Das neue Maß aller Dinge: Dario Argentos legendäres Horror-Opus erstrahlt im jüngst veröffentlichten Blu-ray-Mediabook von '84 Entertainment in atemberaubend restauriertem Technicolor-Glanz.

"Endlich könnt ihr das wahre 'Suspiria' sehen!" Wenn ein sichtlich bewegter Dario Argento 37 Jahre nach der Erstaufführung ein solches Lob über die aktuellste HD-Veröffentlichung seines Ausnahmefilms ausspricht, darf Außergewöhnliches erwartet werden. Tatsächlich stellt die unter Federführung von Torsten Kaiser entstandene Bildbearbeitung die Qualität der bisherigen Blu-ray-Präsentationen weit in den Schatten. Wie genau es Kaiser geschafft hat, die für den Heimkinomarkt verloren geglaubte Technicolor-Pracht von "Suspiria" zu reanimieren, beschreibt der Gründer der auch schon für die Criterion Collection tätigen Restaurationsfirma TLE-Film im Booklet des Mediabooks. Fest steht, dass dieses in Primärfarben schwelgende Filmkunstwerk auf dem heimischen Bildschirm nie besser aussah. Die mit einer sensationellen Bildschärfe gepaarte Farbexplosion ist dabei nicht nur ein visuelles Erlebnis hyperrealer Opulenz, sondern macht die übersinnliche Aura des Films noch deutlicher sichtbar als bisher. 
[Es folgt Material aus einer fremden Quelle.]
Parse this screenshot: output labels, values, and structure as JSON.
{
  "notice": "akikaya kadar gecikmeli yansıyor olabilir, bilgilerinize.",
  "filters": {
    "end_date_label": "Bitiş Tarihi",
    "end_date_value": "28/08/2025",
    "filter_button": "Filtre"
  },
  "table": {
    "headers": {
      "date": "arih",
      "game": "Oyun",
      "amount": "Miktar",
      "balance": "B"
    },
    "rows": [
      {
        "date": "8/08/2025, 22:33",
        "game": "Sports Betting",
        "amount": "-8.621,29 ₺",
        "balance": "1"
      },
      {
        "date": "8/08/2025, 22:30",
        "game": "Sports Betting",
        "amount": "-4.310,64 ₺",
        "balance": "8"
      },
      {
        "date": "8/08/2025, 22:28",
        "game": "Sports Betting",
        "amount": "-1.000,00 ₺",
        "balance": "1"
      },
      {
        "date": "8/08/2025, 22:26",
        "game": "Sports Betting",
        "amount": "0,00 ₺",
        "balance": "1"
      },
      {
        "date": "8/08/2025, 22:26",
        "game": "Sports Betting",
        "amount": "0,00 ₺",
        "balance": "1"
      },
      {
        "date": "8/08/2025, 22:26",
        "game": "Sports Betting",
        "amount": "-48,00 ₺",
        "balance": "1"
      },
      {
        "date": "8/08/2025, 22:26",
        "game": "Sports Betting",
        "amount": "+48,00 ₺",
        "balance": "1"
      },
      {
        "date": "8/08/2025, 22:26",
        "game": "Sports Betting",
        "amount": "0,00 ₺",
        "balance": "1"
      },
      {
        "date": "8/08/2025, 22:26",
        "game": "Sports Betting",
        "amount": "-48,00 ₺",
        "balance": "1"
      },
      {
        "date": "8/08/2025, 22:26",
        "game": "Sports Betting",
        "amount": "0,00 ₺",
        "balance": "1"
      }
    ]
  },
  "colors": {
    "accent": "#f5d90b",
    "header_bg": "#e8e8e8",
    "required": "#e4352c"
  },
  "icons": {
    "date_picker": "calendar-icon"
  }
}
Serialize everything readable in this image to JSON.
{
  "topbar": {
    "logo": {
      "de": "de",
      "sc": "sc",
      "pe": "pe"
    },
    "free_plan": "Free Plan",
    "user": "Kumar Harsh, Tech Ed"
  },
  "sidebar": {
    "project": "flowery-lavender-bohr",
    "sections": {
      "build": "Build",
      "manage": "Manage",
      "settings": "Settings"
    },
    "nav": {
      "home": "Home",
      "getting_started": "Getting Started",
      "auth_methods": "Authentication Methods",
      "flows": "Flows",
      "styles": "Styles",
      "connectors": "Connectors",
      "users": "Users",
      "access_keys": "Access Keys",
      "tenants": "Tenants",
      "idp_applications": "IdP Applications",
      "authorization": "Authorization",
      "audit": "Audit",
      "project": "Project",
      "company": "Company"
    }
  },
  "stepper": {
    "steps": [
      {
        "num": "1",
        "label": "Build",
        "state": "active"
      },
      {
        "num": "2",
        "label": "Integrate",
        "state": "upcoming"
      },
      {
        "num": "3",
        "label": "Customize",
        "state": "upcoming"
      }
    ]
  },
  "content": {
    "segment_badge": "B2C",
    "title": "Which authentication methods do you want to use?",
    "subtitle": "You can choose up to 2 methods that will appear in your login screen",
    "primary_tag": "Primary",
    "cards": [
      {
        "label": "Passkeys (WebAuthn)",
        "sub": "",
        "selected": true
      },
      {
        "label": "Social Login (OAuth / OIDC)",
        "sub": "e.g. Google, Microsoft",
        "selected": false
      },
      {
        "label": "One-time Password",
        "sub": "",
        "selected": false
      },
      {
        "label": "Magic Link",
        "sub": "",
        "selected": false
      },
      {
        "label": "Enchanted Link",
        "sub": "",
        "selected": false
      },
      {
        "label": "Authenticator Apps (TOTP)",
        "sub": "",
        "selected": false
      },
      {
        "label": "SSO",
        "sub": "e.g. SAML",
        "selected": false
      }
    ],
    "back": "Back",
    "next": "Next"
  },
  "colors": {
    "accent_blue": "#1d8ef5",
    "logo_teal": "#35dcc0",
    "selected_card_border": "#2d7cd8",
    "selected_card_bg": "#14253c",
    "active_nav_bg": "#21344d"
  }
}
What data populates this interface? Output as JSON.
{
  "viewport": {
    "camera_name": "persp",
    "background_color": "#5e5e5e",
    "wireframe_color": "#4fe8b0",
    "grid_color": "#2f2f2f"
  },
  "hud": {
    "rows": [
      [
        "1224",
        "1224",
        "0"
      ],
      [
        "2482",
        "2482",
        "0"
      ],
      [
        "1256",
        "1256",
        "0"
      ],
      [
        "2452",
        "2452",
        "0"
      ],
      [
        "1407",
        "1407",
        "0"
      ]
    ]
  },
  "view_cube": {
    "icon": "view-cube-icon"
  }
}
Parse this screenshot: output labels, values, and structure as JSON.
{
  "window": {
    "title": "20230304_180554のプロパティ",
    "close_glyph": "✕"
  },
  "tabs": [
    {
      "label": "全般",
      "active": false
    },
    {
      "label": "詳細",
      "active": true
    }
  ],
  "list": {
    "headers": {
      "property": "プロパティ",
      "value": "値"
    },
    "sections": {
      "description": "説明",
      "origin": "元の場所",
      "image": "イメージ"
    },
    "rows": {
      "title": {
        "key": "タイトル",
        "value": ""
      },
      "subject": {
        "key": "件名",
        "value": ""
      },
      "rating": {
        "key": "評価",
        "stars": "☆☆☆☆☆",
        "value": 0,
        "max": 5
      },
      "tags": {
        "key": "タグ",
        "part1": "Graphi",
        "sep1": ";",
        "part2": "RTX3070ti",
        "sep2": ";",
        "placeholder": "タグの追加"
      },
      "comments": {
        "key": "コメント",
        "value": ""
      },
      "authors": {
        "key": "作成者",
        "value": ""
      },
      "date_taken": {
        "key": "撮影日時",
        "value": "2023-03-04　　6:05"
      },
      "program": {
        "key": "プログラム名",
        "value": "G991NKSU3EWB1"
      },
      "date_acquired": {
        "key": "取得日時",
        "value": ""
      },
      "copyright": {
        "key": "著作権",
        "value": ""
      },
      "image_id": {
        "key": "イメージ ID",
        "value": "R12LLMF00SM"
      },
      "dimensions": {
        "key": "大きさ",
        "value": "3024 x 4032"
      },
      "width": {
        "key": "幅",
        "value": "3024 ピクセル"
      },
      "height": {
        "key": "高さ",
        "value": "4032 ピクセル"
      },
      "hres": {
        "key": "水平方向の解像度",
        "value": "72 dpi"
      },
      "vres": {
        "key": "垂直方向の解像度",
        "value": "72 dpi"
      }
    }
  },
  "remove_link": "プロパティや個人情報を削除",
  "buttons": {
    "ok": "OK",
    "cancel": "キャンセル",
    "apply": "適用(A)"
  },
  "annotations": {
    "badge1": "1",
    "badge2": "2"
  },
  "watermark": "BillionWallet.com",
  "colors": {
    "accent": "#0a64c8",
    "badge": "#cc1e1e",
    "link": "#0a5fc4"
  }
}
Mit der Geschichte der amerikanischen Tänzerin Suzy (Jessica Harper), die nach einer Reihe grausamer Morde feststellen muss, dass es sich bei ihrer elitären Freiburger Ballettschule um ein Hexenkonvent handelt, schlug Argento eine neue Genrerichtung ein, nachdem er sich mit "Das Geheimnis der schwarzen Handschuhe" (1970), "Die neunschwänzige Katze" (1971), "Vier Fliegen auf grauem Samt" (1971) und "Rosso - Die Farbe des Todes" (1975) zu Italiens Giallo-Koryphäe gemausert hatte. Dass "Suspiria", der den Auftakt seiner mit "Horror Infernal" (1980) und "Mother of Tears" (2007) fortgesetzten Hexen-Trilogie bildet, als sein erster reinrassiger Horrorfilm gilt, wird von Argento allerdings im exklusiv geführten jüngsten der vier auf der Bonus-DVD enthaltenen Interviews mit dem Maestro infrage gestellt. Der mittlerweile 74-jährige Regisseur sieht sich eher von Märchen, dem deutschen Expressionismus und Freudscher Traumdeutung inspiriert. Was sonst noch in den hypnotischen Bildern seines Meisterwerks steckt, wird von Marcus Stiglegger und Kai Naumann erläutert. In ihrem äußerst hörenswerten Audiokommentar verorten die beiden Filmwissenschaftler "Suspiria" u. a. in der Tradition der Avantgarde-Stilrichtung 'Cinéma pur', in der es nicht um die Narration, sondern um den künstlerischen Ausdruck ging – und veranschaulichen dabei, was sich analytisch alles aus einem anspruchsvollen Leinwanderzeugnis herausholen lässt.

Abgerundet wird die "4-Disc Limited Collector's Edition" mit einer CD des ebenfalls eindrucksvoll remasterten Soundtracks von Argentos Hauskapelle Goblin, deren psychedelischen und mit verstörenden Stimmgeräuschen durchmischten Klänge das akustische Äquivalent des berauschenden Italo-Gothic-Looks von "Suspiria" darstellen. Ein Grund mehr, warum jeder eingefleischte Genre-Cineast versuchen sollte, eines der seit Anfang November erhältlichen 4350 Mediabook-Exemplare zu ergattern. Mehr "Must-Have" geht nämlich nicht!

 

"Suspiria – In den Krallen des Bösen" (Originaltitel: "Suspiria") – Italien, 1977 (99 Min.)